Proponho um recomeço a partir da transgressão à modernidade das soluções importadas. Para isso se faz necessário a inversão das políticas públicas em um esforço de inclusão a tradição para reinventar o que perdemos ou abandonamos pelo tempo do descuido e da modernidade. 

  • Somente um pessoa com tanto talento poderia trazer de volta essas memórias escondidas pelo tempo.
    Parabéns Pacha mama, Marco Chagas !

  • Mais árvores, mais sombras e andar de bicicleta .. seria um sonho!
    Sentar na calçada para papiar? Passa lá na Mendonça Furtado final da tarde que vc encontrará um senhor com muitas lembranças de uma antiga Macapá que parecia ser muito boa!!
    Acho que podemos sempre ressignificar algo!

  • Um texto que me faz pensar que não existem utopias quando podemos fazer escolhas. Parabéns grande Marcos Chagas.

  • Parabéns Marco pelo lindo texto! Veio a memória a saudade do papo da “calçada da fama”, lá no bairro Alto, capitaneada pela nossa matriarca, que se embonecava toda a espera dos assíduos requentadores!
    O texto não é saudosista, mas uma grande proposta de aplicação de verbas públicas com vistas ao bem estar da população.
    Ah, sim! Gostei muito da comparação entre o escovão e o novo brilho que estás a dar! Grande abraço!

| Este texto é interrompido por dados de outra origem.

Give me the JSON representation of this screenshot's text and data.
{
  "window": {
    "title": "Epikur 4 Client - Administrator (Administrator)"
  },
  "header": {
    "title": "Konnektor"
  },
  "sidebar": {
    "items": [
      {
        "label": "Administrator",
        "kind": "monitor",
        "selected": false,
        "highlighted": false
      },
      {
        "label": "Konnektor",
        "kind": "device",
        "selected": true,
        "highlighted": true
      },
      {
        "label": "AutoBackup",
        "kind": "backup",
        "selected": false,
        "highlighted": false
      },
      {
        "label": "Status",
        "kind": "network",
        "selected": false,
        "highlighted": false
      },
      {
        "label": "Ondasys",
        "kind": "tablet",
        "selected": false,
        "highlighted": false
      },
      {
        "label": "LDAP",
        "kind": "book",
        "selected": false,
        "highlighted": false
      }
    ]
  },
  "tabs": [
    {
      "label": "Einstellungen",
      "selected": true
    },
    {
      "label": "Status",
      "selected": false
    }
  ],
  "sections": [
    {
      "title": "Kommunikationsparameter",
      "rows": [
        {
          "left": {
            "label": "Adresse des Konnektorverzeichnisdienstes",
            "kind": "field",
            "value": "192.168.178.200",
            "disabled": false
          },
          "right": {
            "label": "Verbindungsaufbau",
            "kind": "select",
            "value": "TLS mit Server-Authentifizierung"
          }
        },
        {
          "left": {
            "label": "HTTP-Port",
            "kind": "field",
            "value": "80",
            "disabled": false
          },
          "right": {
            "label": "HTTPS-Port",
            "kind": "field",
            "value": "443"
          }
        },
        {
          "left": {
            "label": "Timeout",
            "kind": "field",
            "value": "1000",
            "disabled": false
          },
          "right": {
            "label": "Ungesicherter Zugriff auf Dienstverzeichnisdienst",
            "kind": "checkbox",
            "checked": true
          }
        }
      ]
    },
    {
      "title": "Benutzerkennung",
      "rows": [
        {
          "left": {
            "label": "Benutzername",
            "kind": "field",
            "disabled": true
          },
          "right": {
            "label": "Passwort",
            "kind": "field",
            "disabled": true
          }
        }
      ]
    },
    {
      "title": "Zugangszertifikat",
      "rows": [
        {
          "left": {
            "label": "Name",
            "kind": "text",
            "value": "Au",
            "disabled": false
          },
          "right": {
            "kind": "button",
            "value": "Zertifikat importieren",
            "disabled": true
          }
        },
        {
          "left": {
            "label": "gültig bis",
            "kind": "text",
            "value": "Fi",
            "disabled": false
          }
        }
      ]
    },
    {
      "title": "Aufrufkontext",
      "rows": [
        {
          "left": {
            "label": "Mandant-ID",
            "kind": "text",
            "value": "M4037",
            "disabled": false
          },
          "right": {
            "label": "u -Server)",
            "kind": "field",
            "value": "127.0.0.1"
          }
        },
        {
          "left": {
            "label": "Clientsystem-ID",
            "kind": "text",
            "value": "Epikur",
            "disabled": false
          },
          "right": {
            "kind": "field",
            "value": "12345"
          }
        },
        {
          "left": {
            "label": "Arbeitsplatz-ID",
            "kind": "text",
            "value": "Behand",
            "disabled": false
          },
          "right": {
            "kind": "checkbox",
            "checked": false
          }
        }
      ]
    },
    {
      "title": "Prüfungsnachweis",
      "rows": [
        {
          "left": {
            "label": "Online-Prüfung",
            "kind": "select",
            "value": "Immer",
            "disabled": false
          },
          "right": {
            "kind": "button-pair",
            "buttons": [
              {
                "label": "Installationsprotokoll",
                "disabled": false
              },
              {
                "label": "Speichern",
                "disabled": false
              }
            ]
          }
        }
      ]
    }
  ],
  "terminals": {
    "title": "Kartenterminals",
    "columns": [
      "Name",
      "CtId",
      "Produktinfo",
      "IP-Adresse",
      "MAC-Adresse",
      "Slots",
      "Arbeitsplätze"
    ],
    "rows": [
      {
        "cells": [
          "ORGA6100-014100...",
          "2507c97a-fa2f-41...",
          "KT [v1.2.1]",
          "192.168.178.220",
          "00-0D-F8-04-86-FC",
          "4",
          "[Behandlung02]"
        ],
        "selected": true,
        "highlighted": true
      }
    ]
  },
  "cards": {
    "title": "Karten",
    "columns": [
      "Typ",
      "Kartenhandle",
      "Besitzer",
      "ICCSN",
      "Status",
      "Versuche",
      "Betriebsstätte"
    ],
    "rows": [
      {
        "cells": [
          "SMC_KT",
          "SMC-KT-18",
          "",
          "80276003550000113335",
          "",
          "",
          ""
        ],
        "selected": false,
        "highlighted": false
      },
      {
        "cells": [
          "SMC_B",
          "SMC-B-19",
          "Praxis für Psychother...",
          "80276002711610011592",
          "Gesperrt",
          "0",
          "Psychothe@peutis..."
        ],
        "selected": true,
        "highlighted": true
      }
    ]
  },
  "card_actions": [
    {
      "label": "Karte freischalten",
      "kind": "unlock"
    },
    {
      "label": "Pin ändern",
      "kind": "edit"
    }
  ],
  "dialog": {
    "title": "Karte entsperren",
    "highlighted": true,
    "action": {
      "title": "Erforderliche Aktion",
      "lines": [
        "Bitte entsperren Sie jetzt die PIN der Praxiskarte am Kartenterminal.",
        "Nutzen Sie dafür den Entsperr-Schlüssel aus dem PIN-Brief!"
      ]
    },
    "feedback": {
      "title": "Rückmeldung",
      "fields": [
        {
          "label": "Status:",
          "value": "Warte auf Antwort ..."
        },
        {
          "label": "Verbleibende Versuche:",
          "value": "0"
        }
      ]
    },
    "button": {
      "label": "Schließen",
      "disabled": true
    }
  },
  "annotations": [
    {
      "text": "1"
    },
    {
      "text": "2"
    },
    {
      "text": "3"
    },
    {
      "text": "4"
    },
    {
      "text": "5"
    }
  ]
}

  • Grande mestre Marco Antonio! Bom voltar a ler e sentir suas idéias e pensamentos. Infelizmente Macapá está mais para Morus, como aponta o titulo de seu escrito.
    O componente migratório jamais permitirá a organização territorial dessa nossa bela cidade.
    O ilhéu é com certeza o maior migrante para essa plagas. E trás consigo todo um “modus vivendi” em suas ilhas: palafitas, falta de aparelhamento sanitário, costumes de jogar tudo lá no final da ponte, sobre água dos rios. São séculos, assim.
    Quando aqui chegam e vem as ressacas, se sentem em casa. E com melhores apetrechos que não tem nas ilhas: aqui tem energia 24 horas, água encanada por debaixo da passarela( é só serrar o cano e ela jorra), supermercado, e etc… Todo um paraíso urbano. E como se fosse na ilha.
    Conheço centenas e centenas de pessoas que ganharam lotes urbanizadas, mas na primeira oportunidade, vendem e retornam para as baixadas e margens dos canais. É cultural. Não tem jeito.